Wikipedia suggests that one way to look at inter-rater reliability is to use a random effects model to compute intraclass correlation. The example of intraclass correlation talks about looking at
$$\frac{\sigma_\alpha^2}{\sigma_\alpha^2+\sigma_\epsilon^2}$$
from a model
$$Y_{ij} = \mu + \alpha_i + \epsilon_{ij}$$
"where Yij is the jth observation in the ith group, μ is an unobserved overall mean, αi is an unobserved random effect shared by all values in group i, and εij is an unobserved noise term."
This is an attractive model especially because in my data no rater has rated all things (although most have rated 20+), and things are rated a variable number of times (usually 3-4).

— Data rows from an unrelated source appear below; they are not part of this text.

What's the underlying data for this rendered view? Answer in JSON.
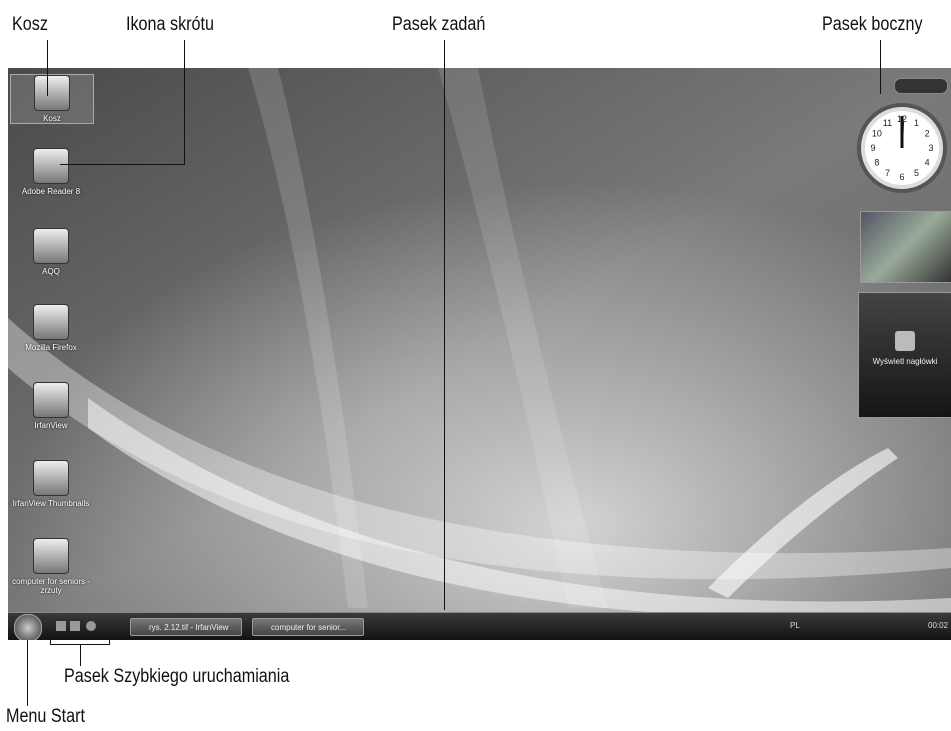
{
  "callouts": {
    "recycle_bin": "Kosz",
    "shortcut_icon": "Ikona skrótu",
    "taskbar": "Pasek zadań",
    "sidebar": "Pasek boczny",
    "quick_launch": "Pasek Szybkiego uruchamiania",
    "start_menu": "Menu Start"
  },
  "desktop_icons": [
    {
      "label": "Kosz"
    },
    {
      "label": "Adobe Reader 8"
    },
    {
      "label": "AQQ"
    },
    {
      "label": "Mozilla Firefox"
    },
    {
      "label": "IrfanView"
    },
    {
      "label": "IrfanView Thumbnails"
    },
    {
      "label": "computer for seniors - zrzuty"
    }
  ],
  "taskbar": {
    "buttons": [
      "rys. 2.12.tif - IrfanView",
      "computer for senior..."
    ],
    "language": "PL",
    "clock": "00:02"
  },
  "sidebar": {
    "clock_face": [
      12,
      1,
      2,
      3,
      4,
      5,
      6,
      7,
      8,
      9,
      10,
      11
    ],
    "feed_text": "Wyświetl nagłówki"
  }
}
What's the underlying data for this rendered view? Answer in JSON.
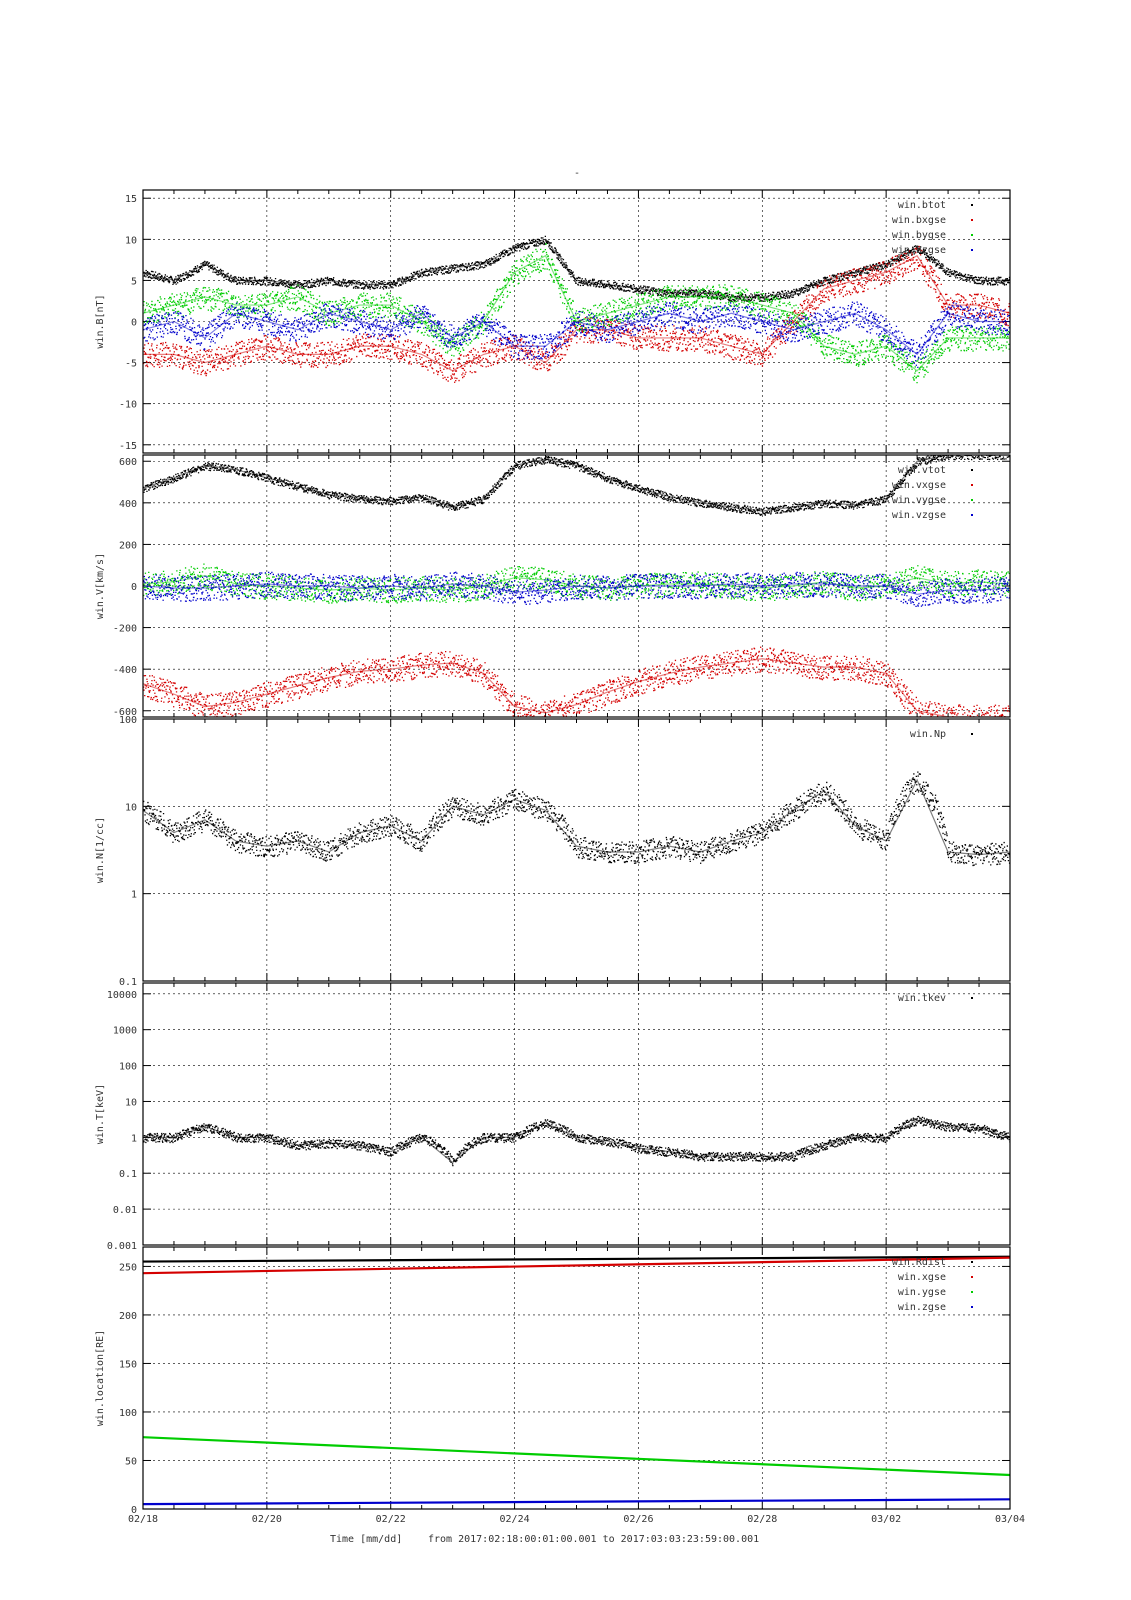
{
  "figure": {
    "title": "-",
    "time_axis_label": "Time [mm/dd]",
    "time_range_label": "from 2017:02:18:00:01:00.001  to  2017:03:03:23:59:00.001"
  },
  "colors": {
    "black": "#000000",
    "red": "#d40000",
    "green": "#00cc00",
    "blue": "#0000cc"
  },
  "chart_data": [
    {
      "type": "scatter",
      "ylabel": "win.B[nT]",
      "x_ticks": [
        "02/18",
        "02/20",
        "02/22",
        "02/24",
        "02/26",
        "02/28",
        "03/02",
        "03/04"
      ],
      "xlim_days": [
        0,
        14
      ],
      "ylim": [
        -16,
        16
      ],
      "yscale": "linear",
      "y_ticks": [
        -15,
        -10,
        -5,
        0,
        5,
        10,
        15
      ],
      "legend_placement": "top-right",
      "grid": true,
      "series": [
        {
          "name": "win.btot",
          "color": "black",
          "x": [
            0,
            0.5,
            1,
            1.5,
            2,
            2.5,
            3,
            3.5,
            4,
            4.5,
            5,
            5.5,
            6,
            6.5,
            7,
            7.5,
            8,
            8.5,
            9,
            9.5,
            10,
            10.5,
            11,
            11.5,
            12,
            12.5,
            13,
            13.5,
            14
          ],
          "y": [
            6,
            5,
            7,
            5,
            5,
            4.5,
            5,
            4.5,
            4.5,
            6,
            6.5,
            7,
            9,
            10,
            5,
            4.5,
            4,
            3.5,
            3.5,
            3,
            3,
            3.5,
            5,
            6,
            7,
            9,
            6,
            5,
            5
          ]
        },
        {
          "name": "win.bxgse",
          "color": "red",
          "x": [
            0,
            0.5,
            1,
            1.5,
            2,
            2.5,
            3,
            3.5,
            4,
            4.5,
            5,
            5.5,
            6,
            6.5,
            7,
            7.5,
            8,
            8.5,
            9,
            9.5,
            10,
            10.5,
            11,
            11.5,
            12,
            12.5,
            13,
            13.5,
            14
          ],
          "y": [
            -4,
            -4,
            -5,
            -4,
            -3,
            -4,
            -4,
            -3,
            -3,
            -4,
            -6,
            -4,
            -3,
            -5,
            -1,
            -1,
            -2,
            -2,
            -2,
            -3,
            -4,
            0,
            4,
            5,
            6,
            8,
            2,
            2,
            1
          ]
        },
        {
          "name": "win.bygse",
          "color": "green",
          "x": [
            0,
            0.5,
            1,
            1.5,
            2,
            2.5,
            3,
            3.5,
            4,
            4.5,
            5,
            5.5,
            6,
            6.5,
            7,
            7.5,
            8,
            8.5,
            9,
            9.5,
            10,
            10.5,
            11,
            11.5,
            12,
            12.5,
            13,
            13.5,
            14
          ],
          "y": [
            1,
            2,
            3,
            2,
            2,
            3,
            1,
            2,
            2,
            0,
            -3,
            0,
            6,
            8,
            0,
            1,
            2,
            3,
            3,
            3,
            2,
            1,
            -3,
            -4,
            -3,
            -6,
            -2,
            -2,
            -2
          ]
        },
        {
          "name": "win.bzgse",
          "color": "blue",
          "x": [
            0,
            0.5,
            1,
            1.5,
            2,
            2.5,
            3,
            3.5,
            4,
            4.5,
            5,
            5.5,
            6,
            6.5,
            7,
            7.5,
            8,
            8.5,
            9,
            9.5,
            10,
            10.5,
            11,
            11.5,
            12,
            12.5,
            13,
            13.5,
            14
          ],
          "y": [
            -1,
            0,
            -2,
            1,
            0,
            -1,
            1,
            0,
            -1,
            1,
            -2,
            0,
            -3,
            -3,
            0,
            -1,
            0,
            1,
            0,
            1,
            0,
            -1,
            0,
            1,
            -1,
            -4,
            1,
            0,
            0
          ]
        }
      ]
    },
    {
      "type": "scatter",
      "ylabel": "win.V[km/s]",
      "x_ticks": [
        "02/18",
        "02/20",
        "02/22",
        "02/24",
        "02/26",
        "02/28",
        "03/02",
        "03/04"
      ],
      "xlim_days": [
        0,
        14
      ],
      "ylim": [
        -630,
        630
      ],
      "yscale": "linear",
      "y_ticks": [
        -600,
        -400,
        -200,
        0,
        200,
        400,
        600
      ],
      "legend_placement": "top-right",
      "grid": true,
      "series": [
        {
          "name": "win.vtot",
          "color": "black",
          "x": [
            0,
            0.5,
            1,
            1.5,
            2,
            2.5,
            3,
            3.5,
            4,
            4.5,
            5,
            5.5,
            6,
            6.5,
            7,
            7.5,
            8,
            8.5,
            9,
            9.5,
            10,
            10.5,
            11,
            11.5,
            12,
            12.5,
            13,
            13.5,
            14
          ],
          "y": [
            470,
            520,
            580,
            560,
            520,
            480,
            440,
            420,
            410,
            430,
            380,
            420,
            580,
            610,
            580,
            520,
            470,
            430,
            400,
            380,
            360,
            380,
            400,
            390,
            420,
            600,
            630,
            630,
            630
          ]
        },
        {
          "name": "win.vxgse",
          "color": "red",
          "x": [
            0,
            0.5,
            1,
            1.5,
            2,
            2.5,
            3,
            3.5,
            4,
            4.5,
            5,
            5.5,
            6,
            6.5,
            7,
            7.5,
            8,
            8.5,
            9,
            9.5,
            10,
            10.5,
            11,
            11.5,
            12,
            12.5,
            13,
            13.5,
            14
          ],
          "y": [
            -470,
            -520,
            -580,
            -560,
            -520,
            -480,
            -440,
            -410,
            -400,
            -380,
            -370,
            -420,
            -580,
            -610,
            -570,
            -510,
            -460,
            -420,
            -390,
            -370,
            -350,
            -370,
            -390,
            -390,
            -420,
            -600,
            -630,
            -630,
            -630
          ]
        },
        {
          "name": "win.vygse",
          "color": "green",
          "x": [
            0,
            0.5,
            1,
            1.5,
            2,
            2.5,
            3,
            3.5,
            4,
            4.5,
            5,
            5.5,
            6,
            6.5,
            7,
            7.5,
            8,
            8.5,
            9,
            9.5,
            10,
            10.5,
            11,
            11.5,
            12,
            12.5,
            13,
            13.5,
            14
          ],
          "y": [
            10,
            20,
            50,
            10,
            0,
            -10,
            -20,
            -10,
            -20,
            -10,
            -20,
            0,
            40,
            30,
            0,
            -10,
            0,
            10,
            10,
            0,
            -10,
            0,
            20,
            -10,
            0,
            40,
            10,
            20,
            10
          ]
        },
        {
          "name": "win.vzgse",
          "color": "blue",
          "x": [
            0,
            0.5,
            1,
            1.5,
            2,
            2.5,
            3,
            3.5,
            4,
            4.5,
            5,
            5.5,
            6,
            6.5,
            7,
            7.5,
            8,
            8.5,
            9,
            9.5,
            10,
            10.5,
            11,
            11.5,
            12,
            12.5,
            13,
            13.5,
            14
          ],
          "y": [
            0,
            -10,
            -10,
            0,
            10,
            0,
            0,
            -10,
            0,
            -10,
            10,
            0,
            -30,
            -20,
            0,
            -10,
            0,
            0,
            0,
            10,
            0,
            10,
            10,
            0,
            0,
            -40,
            -20,
            -20,
            -10
          ]
        }
      ]
    },
    {
      "type": "scatter",
      "ylabel": "win.N[1/cc]",
      "x_ticks": [
        "02/18",
        "02/20",
        "02/22",
        "02/24",
        "02/26",
        "02/28",
        "03/02",
        "03/04"
      ],
      "xlim_days": [
        0,
        14
      ],
      "ylim": [
        0.1,
        100
      ],
      "yscale": "log",
      "y_ticks": [
        0.1,
        1,
        10,
        100
      ],
      "legend_placement": "top-right",
      "grid": true,
      "series": [
        {
          "name": "win.Np",
          "color": "black",
          "x": [
            0,
            0.5,
            1,
            1.5,
            2,
            2.5,
            3,
            3.5,
            4,
            4.5,
            5,
            5.5,
            6,
            6.5,
            7,
            7.5,
            8,
            8.5,
            9,
            9.5,
            10,
            10.5,
            11,
            11.5,
            12,
            12.5,
            13,
            13.5,
            14
          ],
          "y": [
            9,
            5,
            7,
            4,
            3.5,
            4,
            3,
            5,
            6,
            4,
            10,
            8,
            12,
            9,
            3.5,
            3,
            3,
            3.5,
            3,
            4,
            5,
            9,
            15,
            6,
            4,
            20,
            3,
            2.8,
            3
          ]
        }
      ]
    },
    {
      "type": "scatter",
      "ylabel": "win.T[keV]",
      "x_ticks": [
        "02/18",
        "02/20",
        "02/22",
        "02/24",
        "02/26",
        "02/28",
        "03/02",
        "03/04"
      ],
      "xlim_days": [
        0,
        14
      ],
      "ylim": [
        0.001,
        20000
      ],
      "yscale": "log",
      "y_ticks": [
        0.001,
        0.01,
        0.1,
        1,
        10,
        100,
        1000,
        10000
      ],
      "y_tick_labels": [
        "0.001",
        "0.01",
        "0.1",
        "1",
        "10",
        "100",
        "1000",
        "10000"
      ],
      "legend_placement": "top-right",
      "grid": true,
      "series": [
        {
          "name": "win.tkev",
          "color": "black",
          "x": [
            0,
            0.5,
            1,
            1.5,
            2,
            2.5,
            3,
            3.5,
            4,
            4.5,
            5,
            5.5,
            6,
            6.5,
            7,
            7.5,
            8,
            8.5,
            9,
            9.5,
            10,
            10.5,
            11,
            11.5,
            12,
            12.5,
            13,
            13.5,
            14
          ],
          "y": [
            1,
            1,
            2,
            1,
            1,
            0.6,
            0.7,
            0.6,
            0.4,
            1,
            0.2,
            1,
            1,
            2.5,
            1,
            0.8,
            0.5,
            0.4,
            0.3,
            0.3,
            0.3,
            0.3,
            0.6,
            1,
            1,
            3,
            2,
            1.8,
            1
          ]
        }
      ]
    },
    {
      "type": "line",
      "ylabel": "win.location[RE]",
      "x_ticks": [
        "02/18",
        "02/20",
        "02/22",
        "02/24",
        "02/26",
        "02/28",
        "03/02",
        "03/04"
      ],
      "xlim_days": [
        0,
        14
      ],
      "ylim": [
        0,
        270
      ],
      "yscale": "linear",
      "y_ticks": [
        0,
        50,
        100,
        150,
        200,
        250
      ],
      "legend_placement": "top-right",
      "grid": true,
      "series": [
        {
          "name": "win.Rdist",
          "color": "black",
          "x": [
            0,
            14
          ],
          "y": [
            255,
            260
          ]
        },
        {
          "name": "win.xgse",
          "color": "red",
          "x": [
            0,
            14
          ],
          "y": [
            243,
            259
          ]
        },
        {
          "name": "win.ygse",
          "color": "green",
          "x": [
            0,
            14
          ],
          "y": [
            74,
            35
          ]
        },
        {
          "name": "win.zgse",
          "color": "blue",
          "x": [
            0,
            14
          ],
          "y": [
            5,
            10
          ]
        }
      ]
    }
  ]
}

Question #0: Is "group i" in that example ("group i") a grouping of things being rated?
Question #1: If I'm looking for inter-rater-reliability, don't I need a random effects model with two terms, one for the rater, and one for the thing rated? After all, both have possible variation.
Question #2: How would I best express this model in R?
It looks as if this question has a nice-looking proposal:
lmer(measurement ~ 1 + (1 | subject) + (1 | site), mydata)
I looked at a couple questions, and the syntax of the "random" parameter for lme is opaque to me. I read the help page for lme, but the description for "random" is incomprehensible to me without examples.
This question is somewhat similar to a long list of questions, with this the closest. However, most don't address R in detail.